Some of the musical scenery is noticeably hand-shunted but Humperdinck is nothing if not sturdy. The Prelude to Act 2 of Die Heirat wilder Willen (after Alexandre Dumas’s Les demoiselles de Saint-Cyr) is all anticipation. Incidental music to Shakespeare’s The Merchant of Venice is professionally utilitarian and unobtrusive; the depiction of the love between Lorenzo and Jessica rises to offer an idiosyncratic Humperdinckian embrace.
Likewise the last of five movements from music for a 1912 screening of the film Das Wunder at Covent Garden, which tells of a wayward nun running off with a knight. As in Hänsel, ‘Christmas Music’ lifts off when Humperdinck uses known tunes – in this case Lutheran chorales – and calls on his signature way of crowning a scene like a cosy domestic Parsifal. The other four movements were designed to be more unobtrusive but on record, as in Die Heirat, feel disjointed. Music for a 1908 production of Sophocles’ Lysistrata is slight and basic but has hints of fairy tale.
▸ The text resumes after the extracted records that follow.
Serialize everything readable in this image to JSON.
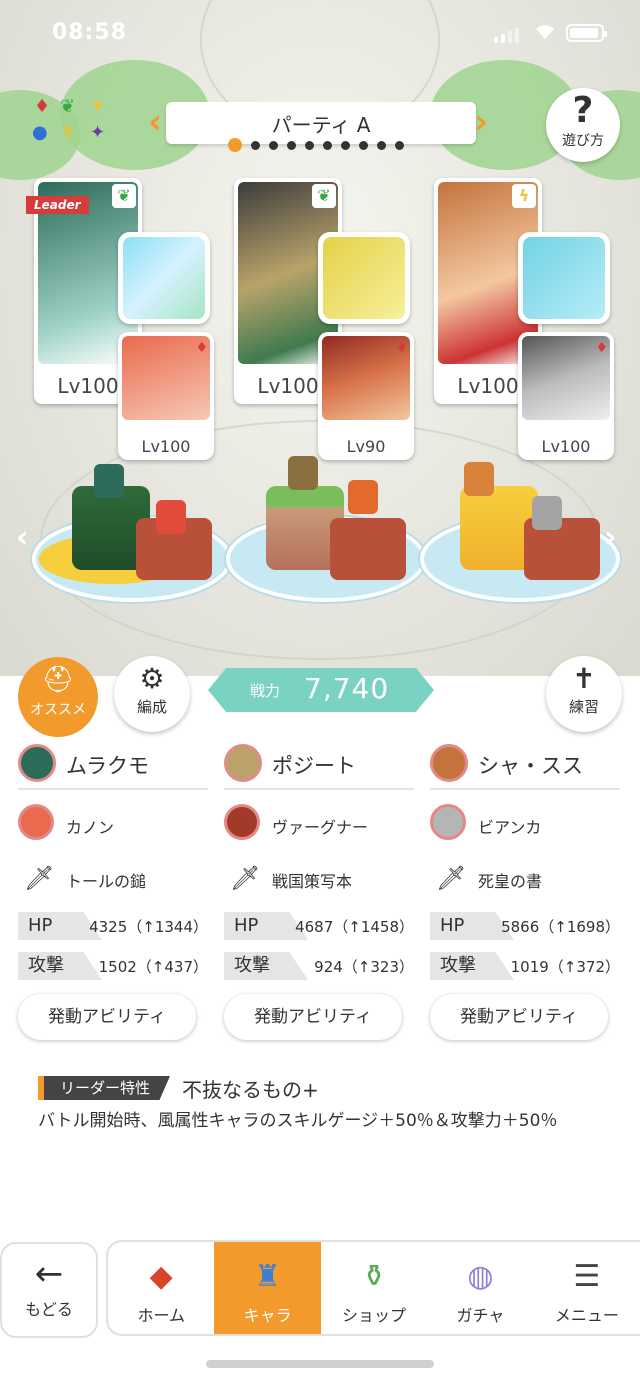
{
  "status": {
    "time": "08:58"
  },
  "party": {
    "title": "パーティ A",
    "dot_count": 10,
    "active_dot": 0
  },
  "help": {
    "label": "遊び方"
  },
  "members": [
    {
      "level": "Lv100",
      "leader_badge": "Leader",
      "element": "wind",
      "sub_level": "Lv100",
      "color": "#2d6b5a"
    },
    {
      "level": "Lv100",
      "element": "wind",
      "sub_level": "Lv90",
      "color": "#b9a36a"
    },
    {
      "level": "Lv100",
      "element": "thunder",
      "sub_level": "Lv100",
      "color": "#c4733d"
    }
  ],
  "controls": {
    "recommend": "オススメ",
    "formation": "編成",
    "training": "練習",
    "power_label": "戦力",
    "power_value": "7,740"
  },
  "columns": [
    {
      "name": "ムラクモ",
      "sub": "カノン",
      "weapon": "トールの鎚",
      "hp_label": "HP",
      "hp": "4325（↑1344）",
      "atk_label": "攻撃",
      "atk": "1502（↑437）",
      "ability": "発動アビリティ"
    },
    {
      "name": "ポジート",
      "sub": "ヴァーグナー",
      "weapon": "戦国策写本",
      "hp_label": "HP",
      "hp": "4687（↑1458）",
      "atk_label": "攻撃",
      "atk": "924（↑323）",
      "ability": "発動アビリティ"
    },
    {
      "name": "シャ・スス",
      "sub": "ビアンカ",
      "weapon": "死皇の書",
      "hp_label": "HP",
      "hp": "5866（↑1698）",
      "atk_label": "攻撃",
      "atk": "1019（↑372）",
      "ability": "発動アビリティ"
    }
  ],
  "leader_skill": {
    "tag": "リーダー特性",
    "name": "不抜なるもの+",
    "description": "バトル開始時、風属性キャラのスキルゲージ＋50％＆攻撃力＋50％"
  },
  "nav": {
    "back": "もどる",
    "tabs": [
      {
        "label": "ホーム",
        "icon": "home-icon",
        "active": false
      },
      {
        "label": "キャラ",
        "icon": "character-icon",
        "active": true
      },
      {
        "label": "ショップ",
        "icon": "shop-icon",
        "active": false
      },
      {
        "label": "ガチャ",
        "icon": "gacha-icon",
        "active": false
      },
      {
        "label": "メニュー",
        "icon": "menu-icon",
        "active": false
      }
    ]
  },
  "colors": {
    "accent": "#f39a2c",
    "teal": "#7ad3c2",
    "suit_red": "#d73b3b"
  }
}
The only music not divorced from its purpose here is the slight pilgrimage-themed cantata Die Wallfahrt nach Kevlaar after texts by Heine. Suddenly Humperdinck is all the more vivid, but depth of feeling and sophistication of construction are more Stainer’s The Crucifixion than Wagner’s Tannhäuser, even if Humperdinck is able to cover a lot of narrative in a short space of time.
Performances from the Malmö Opera orchestra and chorus under Dario Salvi are as evocative as they need to be; tenor Harrie van der Plas is best of the soloists, the two female singers sometimes shaky and not blending well in ‘Casket Song’ from the Shakespeare. The booklet note writer is all at sea, preferring to tell us who else has scored The Merchant of Venice, from Arthur Sullivan to Jocelyn Pook, than to set the music recorded in dramatic context.